中央に配置された誤消去防止スライドスイッチも見えにくい。他社の電子メモパッド同様ボタン電池(CR2025)で駆動される
昨今の標準的電子メモパッド同様に筆圧で筆記線の太さに変化を加えられる

 トランスペアレントモデルと言えば本家であるBoogiboardも、サイズ違いの2種類を発売済みだ。筆者はA4サイズの大きなタイプを海外から買って今も愛用しているが3COINSのモデルと比較すると、Boogieboardは同じトランスペアレントとは言えかなりダークな色合いになっており筆跡と背景のコントラスト差により視認性はそこそこ高い。

3COINSに何年か先駆けて発売されているBoogieboardのトランスルーセント(半透明)モデル。筆記面が濃いフィルター色なので筆記文字のコントラストも実用範囲だ
3COINSの電子メモパッドはより果敢にトランスペアレントを強調した透明度を前面に押し出している様だ

 加えて標準オプションとして裏面にブラックな下敷き(片面はドットマス目、もう片面は無罫のブラック面)をはさむことで、より筆記文字と背景とのコントラスト比を稼ぎ視認性能は向上する実用的な使い勝手を提供している。

先輩格のBoogieboardは標準オプションで背面にスライドインするガイド的な下敷きが用意されており筆記文字やイラストの視認度は高くより実用的だ

 一方、3COINSの商品は筆記時に電子メモパッドを置く場所や背景により視認性はかなり大きくブレることが容易に想像できる。真っ黒なThinkPadの上で使う時はコントラストが明確で視認性も高いが、白いテーブル上で使用するとかなりコントラストは低下する。罫線代わりにA5版リーガルパッドを下敷きにしてみても紙面は明るいので逆効果だ。普通に使う場合は何か黒い背景物が必要だ。

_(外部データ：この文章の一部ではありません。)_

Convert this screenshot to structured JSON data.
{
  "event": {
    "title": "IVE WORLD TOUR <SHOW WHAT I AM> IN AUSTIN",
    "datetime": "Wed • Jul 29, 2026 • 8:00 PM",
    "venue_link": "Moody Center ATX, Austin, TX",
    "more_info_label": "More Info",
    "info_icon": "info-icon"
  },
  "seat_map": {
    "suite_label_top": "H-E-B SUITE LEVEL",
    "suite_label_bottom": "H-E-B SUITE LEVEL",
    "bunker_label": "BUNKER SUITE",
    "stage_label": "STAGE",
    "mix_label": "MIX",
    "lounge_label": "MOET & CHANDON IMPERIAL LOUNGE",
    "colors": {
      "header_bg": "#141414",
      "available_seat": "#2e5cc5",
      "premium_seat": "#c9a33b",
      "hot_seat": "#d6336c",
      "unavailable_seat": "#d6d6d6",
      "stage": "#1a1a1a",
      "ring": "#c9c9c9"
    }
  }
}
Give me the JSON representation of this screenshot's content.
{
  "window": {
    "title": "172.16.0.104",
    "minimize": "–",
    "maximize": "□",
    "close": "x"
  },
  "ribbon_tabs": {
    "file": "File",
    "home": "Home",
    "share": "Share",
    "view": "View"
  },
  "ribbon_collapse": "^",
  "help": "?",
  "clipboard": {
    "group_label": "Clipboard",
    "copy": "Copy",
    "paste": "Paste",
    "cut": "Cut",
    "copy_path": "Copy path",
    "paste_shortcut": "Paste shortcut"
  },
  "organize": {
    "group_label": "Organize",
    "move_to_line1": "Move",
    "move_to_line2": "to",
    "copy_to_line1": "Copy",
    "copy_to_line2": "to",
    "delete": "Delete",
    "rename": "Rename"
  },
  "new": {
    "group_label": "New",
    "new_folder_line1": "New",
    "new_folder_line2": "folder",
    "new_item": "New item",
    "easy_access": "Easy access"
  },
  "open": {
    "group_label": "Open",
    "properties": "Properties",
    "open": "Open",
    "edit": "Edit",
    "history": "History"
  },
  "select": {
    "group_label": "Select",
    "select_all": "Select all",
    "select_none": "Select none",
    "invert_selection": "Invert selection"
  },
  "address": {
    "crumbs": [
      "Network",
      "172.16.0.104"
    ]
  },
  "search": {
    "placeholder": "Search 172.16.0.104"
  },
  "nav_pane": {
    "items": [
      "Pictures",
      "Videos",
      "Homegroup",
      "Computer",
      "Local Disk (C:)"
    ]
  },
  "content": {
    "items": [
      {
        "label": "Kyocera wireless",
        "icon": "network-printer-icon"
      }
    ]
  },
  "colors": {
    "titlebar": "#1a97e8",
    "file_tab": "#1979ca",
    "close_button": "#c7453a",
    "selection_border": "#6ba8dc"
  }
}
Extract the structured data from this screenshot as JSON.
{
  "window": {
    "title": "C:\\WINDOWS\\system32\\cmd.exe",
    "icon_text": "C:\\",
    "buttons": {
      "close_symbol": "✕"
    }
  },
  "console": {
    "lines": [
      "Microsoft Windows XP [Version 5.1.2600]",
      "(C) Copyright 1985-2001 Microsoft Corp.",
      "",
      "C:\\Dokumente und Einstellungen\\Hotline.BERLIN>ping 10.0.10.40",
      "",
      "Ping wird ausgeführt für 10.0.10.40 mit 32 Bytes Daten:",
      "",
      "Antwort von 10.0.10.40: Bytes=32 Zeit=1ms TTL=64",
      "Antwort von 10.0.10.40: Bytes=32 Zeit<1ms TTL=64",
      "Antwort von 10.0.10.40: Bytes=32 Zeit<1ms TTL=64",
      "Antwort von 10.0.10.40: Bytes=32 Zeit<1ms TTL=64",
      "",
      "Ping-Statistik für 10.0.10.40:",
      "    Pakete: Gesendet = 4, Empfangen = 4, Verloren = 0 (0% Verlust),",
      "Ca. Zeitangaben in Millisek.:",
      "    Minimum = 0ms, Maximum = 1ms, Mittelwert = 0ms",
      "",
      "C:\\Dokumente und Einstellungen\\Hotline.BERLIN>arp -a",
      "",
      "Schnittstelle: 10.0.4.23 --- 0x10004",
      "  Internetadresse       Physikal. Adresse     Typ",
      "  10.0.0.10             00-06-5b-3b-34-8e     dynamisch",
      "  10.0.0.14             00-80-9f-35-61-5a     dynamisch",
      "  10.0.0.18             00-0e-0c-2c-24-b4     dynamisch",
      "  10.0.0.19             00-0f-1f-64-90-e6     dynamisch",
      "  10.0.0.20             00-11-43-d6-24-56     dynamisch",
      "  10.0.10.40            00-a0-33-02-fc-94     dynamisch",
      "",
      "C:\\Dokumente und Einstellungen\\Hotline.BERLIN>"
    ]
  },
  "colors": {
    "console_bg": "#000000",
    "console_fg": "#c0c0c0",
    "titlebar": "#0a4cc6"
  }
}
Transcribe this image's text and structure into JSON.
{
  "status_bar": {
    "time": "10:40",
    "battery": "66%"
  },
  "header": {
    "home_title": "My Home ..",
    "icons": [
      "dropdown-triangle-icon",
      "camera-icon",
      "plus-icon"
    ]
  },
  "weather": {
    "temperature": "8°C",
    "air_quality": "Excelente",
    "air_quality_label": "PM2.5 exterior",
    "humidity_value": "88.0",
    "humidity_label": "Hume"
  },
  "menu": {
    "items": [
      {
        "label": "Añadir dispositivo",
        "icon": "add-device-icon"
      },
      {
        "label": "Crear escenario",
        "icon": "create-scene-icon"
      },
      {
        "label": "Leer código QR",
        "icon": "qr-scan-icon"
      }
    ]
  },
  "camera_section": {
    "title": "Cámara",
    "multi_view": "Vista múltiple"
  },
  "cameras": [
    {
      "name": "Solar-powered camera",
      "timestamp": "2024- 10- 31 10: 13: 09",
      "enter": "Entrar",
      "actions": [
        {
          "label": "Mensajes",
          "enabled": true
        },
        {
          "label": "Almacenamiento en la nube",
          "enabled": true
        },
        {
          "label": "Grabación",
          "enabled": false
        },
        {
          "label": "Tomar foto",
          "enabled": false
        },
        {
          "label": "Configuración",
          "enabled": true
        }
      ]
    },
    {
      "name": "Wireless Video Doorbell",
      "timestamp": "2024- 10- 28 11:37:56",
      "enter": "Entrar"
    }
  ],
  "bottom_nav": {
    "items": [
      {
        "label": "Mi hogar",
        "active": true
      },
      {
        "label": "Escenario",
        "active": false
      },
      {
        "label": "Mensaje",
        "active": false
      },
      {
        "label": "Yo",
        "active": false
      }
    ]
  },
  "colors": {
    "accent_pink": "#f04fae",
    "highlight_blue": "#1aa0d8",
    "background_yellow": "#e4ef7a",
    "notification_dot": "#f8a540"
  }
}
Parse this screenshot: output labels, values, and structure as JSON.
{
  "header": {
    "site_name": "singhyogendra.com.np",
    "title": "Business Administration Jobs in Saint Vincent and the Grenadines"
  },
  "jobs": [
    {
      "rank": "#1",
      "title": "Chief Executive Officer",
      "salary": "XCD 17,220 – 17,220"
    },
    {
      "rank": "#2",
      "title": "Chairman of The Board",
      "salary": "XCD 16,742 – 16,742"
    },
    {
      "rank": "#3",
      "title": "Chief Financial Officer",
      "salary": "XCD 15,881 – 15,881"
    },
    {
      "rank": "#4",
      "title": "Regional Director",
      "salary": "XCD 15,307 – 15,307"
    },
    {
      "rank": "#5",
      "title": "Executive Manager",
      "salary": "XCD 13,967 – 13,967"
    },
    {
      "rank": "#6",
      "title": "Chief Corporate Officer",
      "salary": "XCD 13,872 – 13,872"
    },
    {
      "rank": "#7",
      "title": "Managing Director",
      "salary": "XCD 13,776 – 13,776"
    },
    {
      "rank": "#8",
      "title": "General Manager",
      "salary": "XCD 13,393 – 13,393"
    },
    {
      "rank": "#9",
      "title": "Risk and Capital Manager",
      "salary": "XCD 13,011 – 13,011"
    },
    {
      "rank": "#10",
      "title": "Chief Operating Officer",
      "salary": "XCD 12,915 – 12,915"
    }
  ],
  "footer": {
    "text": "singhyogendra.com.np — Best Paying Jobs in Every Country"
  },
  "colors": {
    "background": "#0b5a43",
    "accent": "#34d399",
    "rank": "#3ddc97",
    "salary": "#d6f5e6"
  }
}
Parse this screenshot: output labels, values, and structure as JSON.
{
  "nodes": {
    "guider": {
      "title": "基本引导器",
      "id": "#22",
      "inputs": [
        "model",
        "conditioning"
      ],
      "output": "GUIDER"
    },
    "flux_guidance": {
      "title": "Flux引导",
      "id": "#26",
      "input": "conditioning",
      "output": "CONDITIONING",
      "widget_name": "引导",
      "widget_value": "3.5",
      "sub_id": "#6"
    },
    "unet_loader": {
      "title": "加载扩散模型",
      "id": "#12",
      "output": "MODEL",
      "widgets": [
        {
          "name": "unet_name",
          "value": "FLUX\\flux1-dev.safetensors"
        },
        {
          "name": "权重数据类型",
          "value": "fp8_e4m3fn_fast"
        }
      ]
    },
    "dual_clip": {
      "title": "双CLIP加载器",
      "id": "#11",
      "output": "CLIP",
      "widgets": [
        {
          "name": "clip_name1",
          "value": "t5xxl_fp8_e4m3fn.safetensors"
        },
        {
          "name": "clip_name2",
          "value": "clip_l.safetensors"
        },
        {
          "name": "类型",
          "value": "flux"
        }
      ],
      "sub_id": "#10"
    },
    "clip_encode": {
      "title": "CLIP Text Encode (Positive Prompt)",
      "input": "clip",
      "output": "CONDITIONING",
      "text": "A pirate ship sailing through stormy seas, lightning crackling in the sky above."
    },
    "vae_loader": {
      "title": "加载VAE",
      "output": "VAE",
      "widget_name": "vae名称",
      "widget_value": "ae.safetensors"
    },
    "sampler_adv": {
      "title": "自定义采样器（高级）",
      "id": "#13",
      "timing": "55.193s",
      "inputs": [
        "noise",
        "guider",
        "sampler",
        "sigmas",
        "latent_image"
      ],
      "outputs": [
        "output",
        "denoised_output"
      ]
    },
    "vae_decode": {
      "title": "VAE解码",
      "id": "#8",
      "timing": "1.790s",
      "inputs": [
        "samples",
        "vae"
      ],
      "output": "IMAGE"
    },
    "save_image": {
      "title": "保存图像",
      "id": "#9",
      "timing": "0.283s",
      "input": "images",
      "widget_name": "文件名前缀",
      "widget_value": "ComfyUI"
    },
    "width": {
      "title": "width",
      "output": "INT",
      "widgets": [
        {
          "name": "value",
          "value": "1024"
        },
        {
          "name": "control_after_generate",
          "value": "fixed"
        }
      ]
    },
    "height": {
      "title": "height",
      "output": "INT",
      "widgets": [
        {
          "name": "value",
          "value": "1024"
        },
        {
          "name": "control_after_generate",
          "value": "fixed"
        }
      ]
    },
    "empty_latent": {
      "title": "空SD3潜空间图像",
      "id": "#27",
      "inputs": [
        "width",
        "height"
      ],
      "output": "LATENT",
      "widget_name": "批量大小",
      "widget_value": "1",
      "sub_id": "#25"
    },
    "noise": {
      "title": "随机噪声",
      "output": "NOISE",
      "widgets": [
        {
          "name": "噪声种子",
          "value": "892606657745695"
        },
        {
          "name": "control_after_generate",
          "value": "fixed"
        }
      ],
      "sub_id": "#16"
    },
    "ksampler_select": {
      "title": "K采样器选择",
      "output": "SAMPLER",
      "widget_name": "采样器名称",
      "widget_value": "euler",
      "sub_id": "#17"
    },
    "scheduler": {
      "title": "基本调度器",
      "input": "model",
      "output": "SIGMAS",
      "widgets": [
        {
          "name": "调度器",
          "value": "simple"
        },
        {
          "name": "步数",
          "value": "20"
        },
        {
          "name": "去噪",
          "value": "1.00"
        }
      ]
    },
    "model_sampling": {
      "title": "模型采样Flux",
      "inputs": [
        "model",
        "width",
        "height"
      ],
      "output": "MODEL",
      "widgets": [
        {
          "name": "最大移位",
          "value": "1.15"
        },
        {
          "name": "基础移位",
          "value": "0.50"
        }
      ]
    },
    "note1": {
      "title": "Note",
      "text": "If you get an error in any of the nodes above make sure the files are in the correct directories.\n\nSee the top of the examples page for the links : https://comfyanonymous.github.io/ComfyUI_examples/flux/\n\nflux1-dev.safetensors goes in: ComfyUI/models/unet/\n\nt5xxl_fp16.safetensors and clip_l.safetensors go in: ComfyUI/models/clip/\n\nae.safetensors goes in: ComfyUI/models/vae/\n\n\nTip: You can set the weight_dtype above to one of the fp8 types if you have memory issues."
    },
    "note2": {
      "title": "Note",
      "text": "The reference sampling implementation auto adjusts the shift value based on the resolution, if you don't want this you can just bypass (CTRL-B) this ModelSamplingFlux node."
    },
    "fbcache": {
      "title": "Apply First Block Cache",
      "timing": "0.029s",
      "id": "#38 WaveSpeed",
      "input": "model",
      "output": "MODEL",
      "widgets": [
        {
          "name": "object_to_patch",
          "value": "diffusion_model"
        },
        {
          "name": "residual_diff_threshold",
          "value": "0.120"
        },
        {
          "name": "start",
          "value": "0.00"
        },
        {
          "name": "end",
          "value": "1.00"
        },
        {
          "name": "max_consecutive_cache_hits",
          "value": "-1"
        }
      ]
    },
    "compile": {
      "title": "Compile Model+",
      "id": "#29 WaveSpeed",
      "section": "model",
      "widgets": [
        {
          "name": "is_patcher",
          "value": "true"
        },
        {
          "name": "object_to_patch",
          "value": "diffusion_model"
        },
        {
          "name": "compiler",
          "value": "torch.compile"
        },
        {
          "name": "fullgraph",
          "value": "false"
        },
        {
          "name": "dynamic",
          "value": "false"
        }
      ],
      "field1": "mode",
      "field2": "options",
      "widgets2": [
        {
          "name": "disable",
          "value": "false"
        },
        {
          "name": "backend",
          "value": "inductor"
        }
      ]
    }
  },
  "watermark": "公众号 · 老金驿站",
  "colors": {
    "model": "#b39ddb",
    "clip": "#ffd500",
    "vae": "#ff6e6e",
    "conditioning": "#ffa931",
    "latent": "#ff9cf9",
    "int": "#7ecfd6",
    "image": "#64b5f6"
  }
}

筆記後ThinkPadなどの黒い面に載せると視認度はアップする
白いテーブルでは視認度は低くシュールな雰囲気が好みの人には向いている
Boogieboardを真似て筆記ガイド用に下敷きを敷いてみたが黒い下敷きが欲しい

 筆者のような素人は、本来、筆記面がトランスペアレントであるメリットは、電子メモパッドの下に何かお手本の写真や絵、文字などを敷いてそれをスタイラスでなぞって模写する場合だと決めつけてしまうきらいがある。これはBoogieboardも同じだ。

 幸い、筆者宅に長くいる同居人のウエスト・ハイランド・ホワイト・テリアが描かれたトートバッグがあったので、上に3COINSの電子メモパッドをのっけて家族にアウトラインを模写してもらった。

Boogieboardも発売時のアドバンテージとして宣伝していた模写ニーズはあるのかも……

 確かに、これなら絵心がそれほどない人でも、そこそこリアルなバランスで描くことも可能だ。しかし、模写後の電子メモパッドの筆記をしっかり見るには、やっぱりThinkPadの天板の上においてしまった。筆記後の電子メモパッドを天井ライトにかざしてみたらなかなかシュールな雰囲気だったが、それだけで納得できる人は少ないかもしれない。

黒背景な環境なら模写の状態も見やすい
この変にシュールなアトモスフィアがお好みのオシャレな人には向いてるかも

 本体のパッケージ裏の取説を見ても、同社のWebサイトを見てもトランスペアレントであるメリットと用途が“下敷き模写”以外に紹介されていないのは残念だ。しかし、それほど高価ではないので、この際ノリでうっかり買ってしまってみんなで使い道を訴求してみるのも楽しそうだ。